23 March 2008

Speaking of China

Mrs. Neo, who has an insatiable appetite for the written word... is currently plowing through the collected works of Canadian journalist Jan Wong... pausing occasionally, to offer up the ripest morsels from the feast...

"Like lots of resident Western journalists, my phone had been tapped, my mail opened. The secret police tailed me, interrogated my sources and sometimes arrested them."
And like any good writer... she gets up close and personal.
"In 1989, a few days after the massacre at Tiananmen Square, plainclothes police mistook me for a student and tried to kidnap me. I fought back, screaming–in English. The agents stopped trying to stuff me in the back of the unmarked car."

"Still shaking on the sidewalk, I belatedly realized that if only I had gone along with them, I would have had a great story."
I'm obviously gonna have to read this one myself.


UPDATE: An excerpt from the book...
"But on this trip I’m nervous, because I’m returning to Beijing for another reason. I am not only planning to chronicle the future of this great city; I also need to come to terms with my own past."

"For this, I want moral support. I need my family to reassure me that I’m not a horrible human being. Or that, if I am, they love me anyway. Thirty-three years ago, in one thoughtless, misguided moment, I destroyed someone’s life."

"This is what I did: in 1973, I ratted out a stranger at Beijing University who wanted to get to America. At the time I did not give it much thought. I certainly did not understand the enormity of what I had done. I recorded the incident in my diary, and forgot about it."
Except that she could never really forget.

Fascinating read.



Anonymous said...

Now that is 'investigative journalism'! Sounds like she has what it takes to get to the heart of a story.

Neo Conservative said...

she doesn't spare herself either... it's a pretty gripping story...

"In the early 70s, Jan Wong travelled from Canada to become one of only two Westerners permitted to study at Beijing University."

"One day a young stranger, Yin Luoyi, asked for help in getting to the United States.

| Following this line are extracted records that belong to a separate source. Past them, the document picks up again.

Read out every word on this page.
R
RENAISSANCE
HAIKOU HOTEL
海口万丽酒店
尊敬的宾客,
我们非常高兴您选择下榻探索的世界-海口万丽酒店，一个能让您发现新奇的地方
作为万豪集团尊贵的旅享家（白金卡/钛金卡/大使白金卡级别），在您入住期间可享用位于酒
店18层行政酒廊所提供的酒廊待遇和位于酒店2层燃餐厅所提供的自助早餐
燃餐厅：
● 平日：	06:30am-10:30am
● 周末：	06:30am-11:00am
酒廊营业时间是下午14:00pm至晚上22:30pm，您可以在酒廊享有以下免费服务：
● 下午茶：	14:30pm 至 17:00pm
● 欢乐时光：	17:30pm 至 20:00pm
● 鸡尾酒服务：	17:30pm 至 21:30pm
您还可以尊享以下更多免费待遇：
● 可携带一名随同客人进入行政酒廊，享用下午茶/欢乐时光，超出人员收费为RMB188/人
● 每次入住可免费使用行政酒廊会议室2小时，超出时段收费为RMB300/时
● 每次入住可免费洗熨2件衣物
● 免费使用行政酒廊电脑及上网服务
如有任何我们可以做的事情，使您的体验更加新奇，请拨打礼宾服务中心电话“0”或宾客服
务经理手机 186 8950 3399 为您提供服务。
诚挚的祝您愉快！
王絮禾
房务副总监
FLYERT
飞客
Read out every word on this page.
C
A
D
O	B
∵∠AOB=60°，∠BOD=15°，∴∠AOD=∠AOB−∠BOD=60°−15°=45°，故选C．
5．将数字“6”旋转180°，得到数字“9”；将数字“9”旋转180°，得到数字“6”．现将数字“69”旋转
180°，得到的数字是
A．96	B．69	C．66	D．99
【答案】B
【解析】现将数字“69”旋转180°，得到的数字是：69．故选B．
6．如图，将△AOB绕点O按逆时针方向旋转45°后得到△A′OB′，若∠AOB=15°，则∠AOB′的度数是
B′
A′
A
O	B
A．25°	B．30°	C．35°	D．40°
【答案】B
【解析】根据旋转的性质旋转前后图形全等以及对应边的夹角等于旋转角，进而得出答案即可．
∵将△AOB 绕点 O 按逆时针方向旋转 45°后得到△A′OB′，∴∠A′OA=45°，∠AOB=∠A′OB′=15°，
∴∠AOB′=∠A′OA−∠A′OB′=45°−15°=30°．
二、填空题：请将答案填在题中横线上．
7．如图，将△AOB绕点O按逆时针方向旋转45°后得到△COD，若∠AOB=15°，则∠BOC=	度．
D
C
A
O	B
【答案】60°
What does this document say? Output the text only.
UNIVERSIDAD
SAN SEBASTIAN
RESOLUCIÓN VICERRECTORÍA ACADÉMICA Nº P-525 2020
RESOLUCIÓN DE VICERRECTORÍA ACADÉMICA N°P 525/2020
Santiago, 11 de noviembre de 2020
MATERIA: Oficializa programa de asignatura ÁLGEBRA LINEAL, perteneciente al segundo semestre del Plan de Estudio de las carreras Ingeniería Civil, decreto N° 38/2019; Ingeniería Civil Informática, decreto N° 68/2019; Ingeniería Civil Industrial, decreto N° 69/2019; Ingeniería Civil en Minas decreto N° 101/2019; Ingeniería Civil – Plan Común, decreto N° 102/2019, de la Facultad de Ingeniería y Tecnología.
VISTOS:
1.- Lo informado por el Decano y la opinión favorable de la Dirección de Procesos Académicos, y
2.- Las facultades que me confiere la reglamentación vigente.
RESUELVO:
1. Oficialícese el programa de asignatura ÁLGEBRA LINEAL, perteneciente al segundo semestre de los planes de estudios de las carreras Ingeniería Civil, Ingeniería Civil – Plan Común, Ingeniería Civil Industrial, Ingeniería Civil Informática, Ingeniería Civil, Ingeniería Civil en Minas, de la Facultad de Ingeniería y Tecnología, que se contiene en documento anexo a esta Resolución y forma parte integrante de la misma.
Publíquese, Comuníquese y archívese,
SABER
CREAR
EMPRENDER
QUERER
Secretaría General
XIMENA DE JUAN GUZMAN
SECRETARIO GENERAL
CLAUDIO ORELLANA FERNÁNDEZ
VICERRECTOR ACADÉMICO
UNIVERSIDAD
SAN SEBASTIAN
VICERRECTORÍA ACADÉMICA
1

Wong, then a starry-eyed Maoist, immediately reported Yin to the authorities."

"Thirty-three years on, and more than a decade after the publication of her bestselling Red China Blues, Jan Wong revisits the Chinese capital to begin her search for the person who has haunted her conscience. She wants to apologize, to somehow make amends."

"At the very least, she wants to discover whether Yin survived."


James Goneaux said...

Well, Warren Kinsella doesn't like her, which should be a very good selling point for anyone.

Of course, Wong has actually faced more adversity in one day than Kinsella has in his life, which should be another...

justfrank said...

And if Yin didn't survive, perhaps boycotting the 2008 Olympics and bringing the Olympic Torch to the top of Mount Everest would help to heal that open wound?

"Olympism is a philosophy of life, exalting and combining in a balanced whole the qualities of body, will and mind. Blending sport with culture and education, Olympism seeks to create a way of life based on the joy found in effort, the educational value of good example and respect for universal fundamental ethical principals."

Make our world a better place - boycott the 2008 Olympics...

Anonymous said...

I've read that book - a MUST read for every Commie-lover in Canada.